- Warrenton Township, Minnesota Location within the state of Minnesota Warrenton Township, Minnesota Warrenton Township, Minnesota (the United States)
- Coordinates: 48°14′45″N 96°48′56″W﻿ / ﻿48.24583°N 96.81556°W
- Country: United States
- State: Minnesota
- County: Marshall

Area
- • Total: 35.4 sq mi (91.8 km^{2})
- • Land: 35.4 sq mi (91.8 km^{2})
- • Water: 0 sq mi (0.0 km^{2})
- Elevation: 846 ft (258 m)

Population (2000)
- • Total: 93
- • Density: 2.6/sq mi (1/km^{2})
- Time zone: UTC-6 (Central (CST))
- • Summer (DST): UTC-5 (CDT)
- FIPS code: 27-68206
- GNIS feature ID: 0665918

= Warrenton Township, Marshall County, Minnesota =

Warrenton Township is a township in Marshall County, Minnesota, United States. The population was 93 at the 2000 census.

==History==
Warrenton Township was organized in 1879, and named for Charles H. Warren, a railroad official.

==Geography==
According to the United States Census Bureau, the township has a total area of 35.5 square miles (91.8 km^{2}), all land.

==Demographics==
As of the census of 2000, there were 93 people, 31 households, and 27 families residing in the township. The population density was 2.6 people per square mile (1.0/km^{2}). There were 38 housing units at an average density of 1.1/sq mi (0.4/km^{2}). The racial makeup of the township was 98.92% White and 1.08% Native American.
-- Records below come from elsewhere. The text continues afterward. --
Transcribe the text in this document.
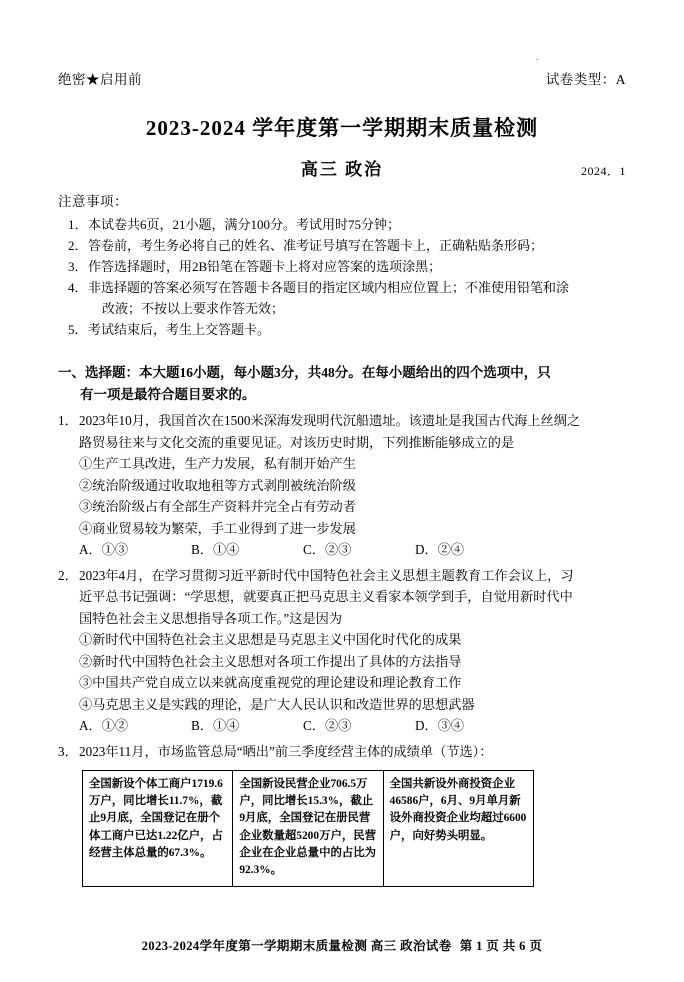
.
绝密★启用前	试卷类型：A
2023-2024 学年度第一学期期末质量检测
高三 政治	2024．1
注意事项：
1． 本试卷共6页，21小题，满分100分。考试用时75分钟；
2． 答卷前，考生务必将自己的姓名、准考证号填写在答题卡上，正确粘贴条形码；
3． 作答选择题时，用2B铅笔在答题卡上将对应答案的选项涂黑；
4． 非选择题的答案必须写在答题卡各题目的指定区域内相应位置上；不准使用铅笔和涂
改液；不按以上要求作答无效；
5． 考试结束后，考生上交答题卡。
一、选择题：本大题16小题，每小题3分，共48分。在每小题给出的四个选项中，只
有一项是最符合题目要求的。
1． 2023年10月，我国首次在1500米深海发现明代沉船遗址。该遗址是我国古代海上丝绸之

路贸易往来与文化交流的重要见证。对该历史时期，下列推断能够成立的是

①生产工具改进，生产力发展，私有制开始产生

②统治阶级通过收取地租等方式剥削被统治阶级

③统治阶级占有全部生产资料并完全占有劳动者

④商业贸易较为繁荣，手工业得到了进一步发展

A．①③	B．①④	C．②③	D．②④
2． 2023年4月，在学习贯彻习近平新时代中国特色社会主义思想主题教育工作会议上，习

近平总书记强调：“学思想，就要真正把马克思主义看家本领学到手，自觉用新时代中

国特色社会主义思想指导各项工作。”这是因为

①新时代中国特色社会主义思想是马克思主义中国化时代化的成果

②新时代中国特色社会主义思想对各项工作提出了具体的方法指导

③中国共产党自成立以来就高度重视党的理论建设和理论教育工作

④马克思主义是实践的理论，是广大人民认识和改造世界的思想武器

A．①②	B．①④	C．②③	D．③④
3． 2023年11月，市场监管总局“晒出”前三季度经营主体的成绩单（节选）：

全国新设个体工商户1719.6万户，同比增长11.7%，截止9月底，全国登记在册个体工商户已达1.22亿户，占经营主体总量的67.3%。	全国新设民营企业706.5万户，同比增长15.3%，截止9月底，全国登记在册民营企业数量超5200万户，民营企业在企业总量中的占比为92.3%。	全国共新设外商投资企业46586户，6月、9月单月新设外商投资企业均超过6600户，向好势头明显。
2023-2024学年度第一学期期末质量检测 高三 政治试卷 第 1 页 共 6 页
There were 31 households, out of which 48.4% had children under the age of 18 living with them, 80.6% were married couples living together, 6.5% had a female householder with no husband present, and 12.9% were non-families. 12.9% of all households were made up of individuals, and 3.2% had someone living alone who was 65 years of age or older. The average household size was 3.00 and the average family size was 3.30.

In the township the population was spread out, with 35.5% under the age of 18, 1.1% from 18 to 24, 31.2% from 25 to 44, 24.7% from 45 to 64, and 7.5% who were 65 years of age or older. The median age was 36 years. For every 100 females, there were 138.5 males. For every 100 females age 18 and over, there were 114.3 males.

The median income for a household in the township was $42,083, and the median income for a family was $42,500. Males had a median income of $29,375 versus $23,750 for females. The per capita income for the township was $15,356. None of the population or the families were below the poverty line, including no under eighteens and none of those over 64.